1461756867001,"aapl",600.0

The output of the spark will be as below. You can observe from output, spark is updating same window.

-------------------------------------------
Batch: 1
-------------------------------------------
+---------------------------------------------+----------+
|window                                       |sum(value)|
+---------------------------------------------+----------+
|[2016-04-27 17:04:20.0,2016-04-27 17:04:30.0]|1100.0    |
+---------------------------------------------+----------+

Event after 11 seconds

Now we send another event, which is after 6 seconds from this time. Now spark understands 11 seconds have been passed. This event is for Wed, 27 Apr 2016 11:34:32 GMT

1461756872000,"aapl",400.0

Now spark completes the first window and add the above event to next window.

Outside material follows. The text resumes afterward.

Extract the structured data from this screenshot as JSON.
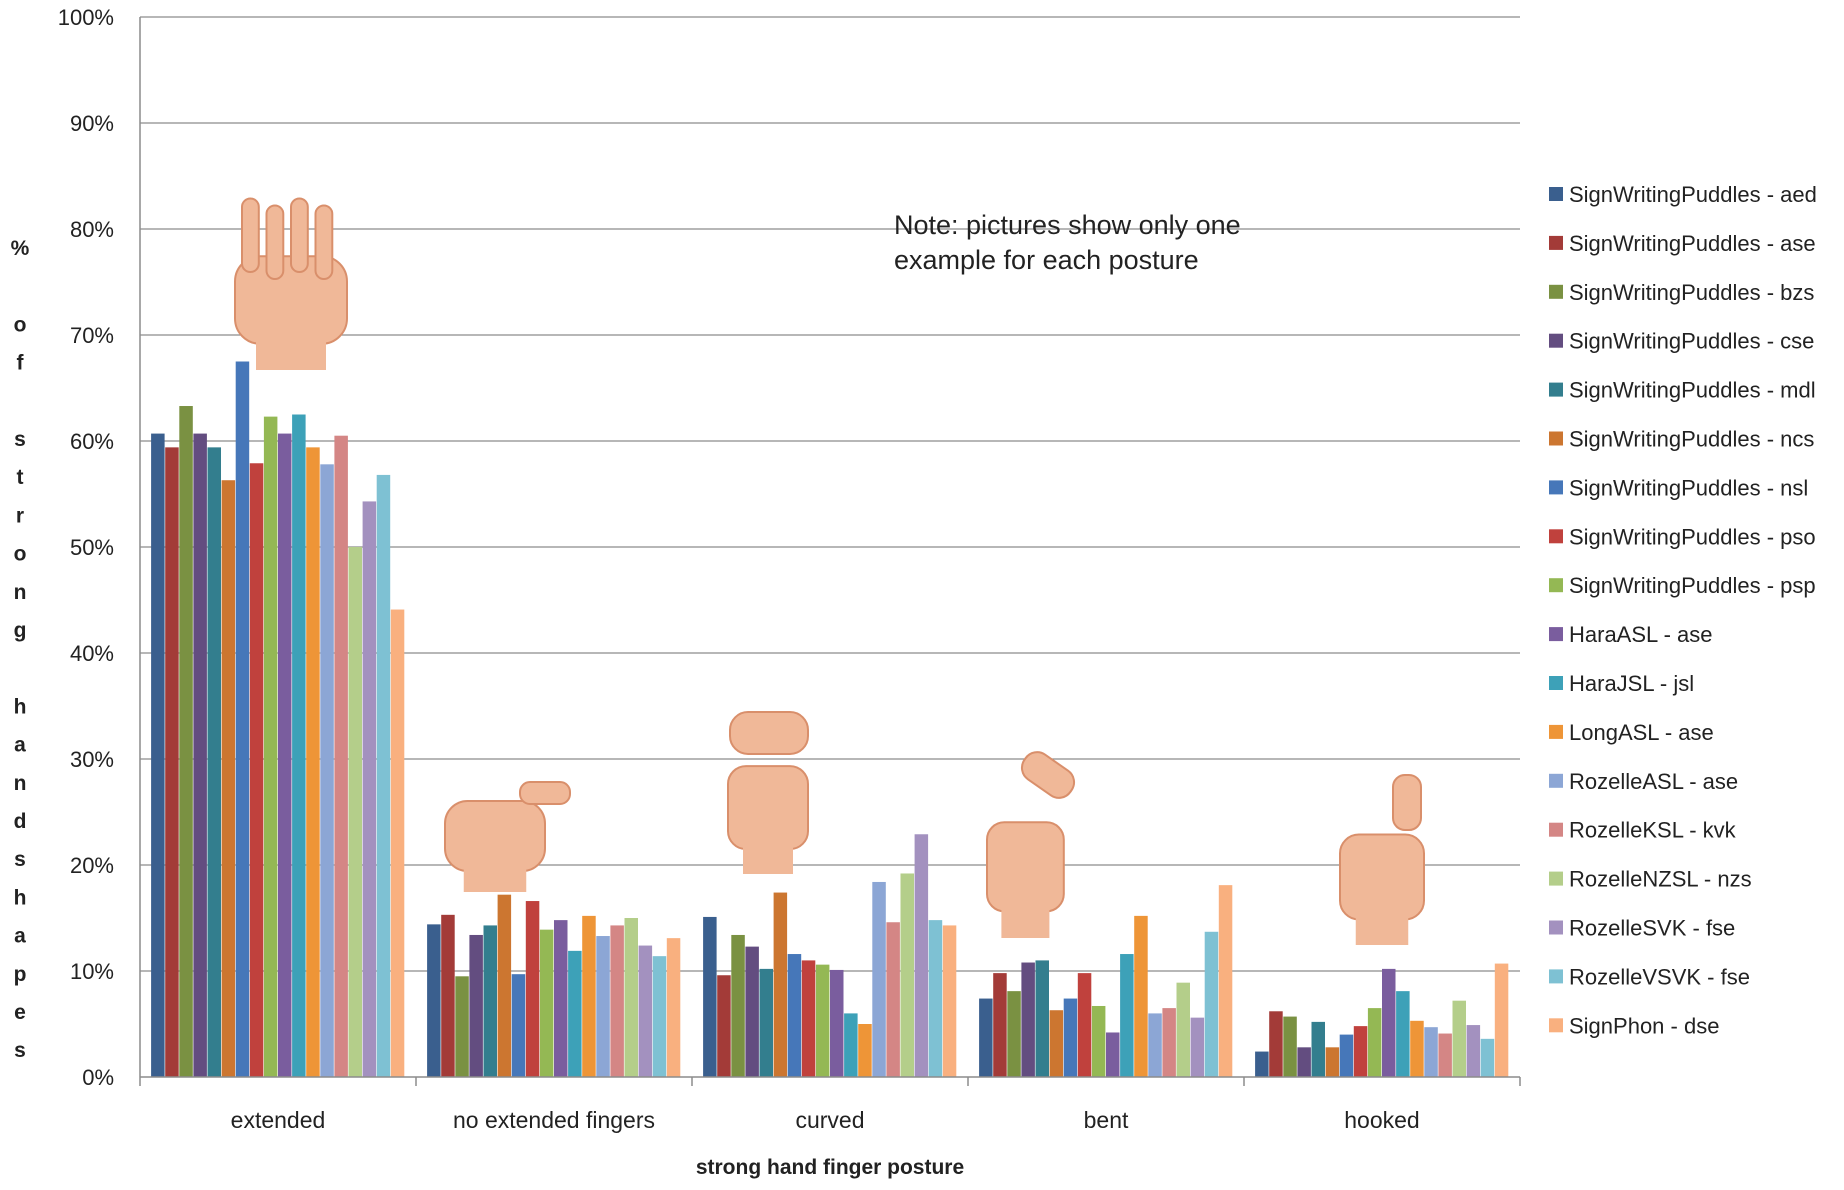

-------------------------------------------
Batch: 2
-------------------------------------------
+---------------------------------------------+----------+
|window                                       |sum(value)|
+---------------------------------------------+----------+
|[2016-04-27 17:04:30.0,2016-04-27 17:04:40.0]|400.0     |
+---------------------------------------------+----------+

Late Event

Let’s say we get an event which got delayed. It’s an event is for Wed, 27 Apr 2016 11:34:27 which is 5 seconds before the last event.

1461756867001,"aapl",200.0

If you observe the spark result now, there are no updated window. This signifies that late event is dropped.

-------------------------------------------
Batch: 3
-------------------------------------------
+---------------------------------------------+----------+
|window                                       |sum(value)|
+---------------------------------------------+----------+
+---------------------------------------------+----------+

Conclusion

In this post we understood how watermarks help us to define bounded state and handle late events efficiently.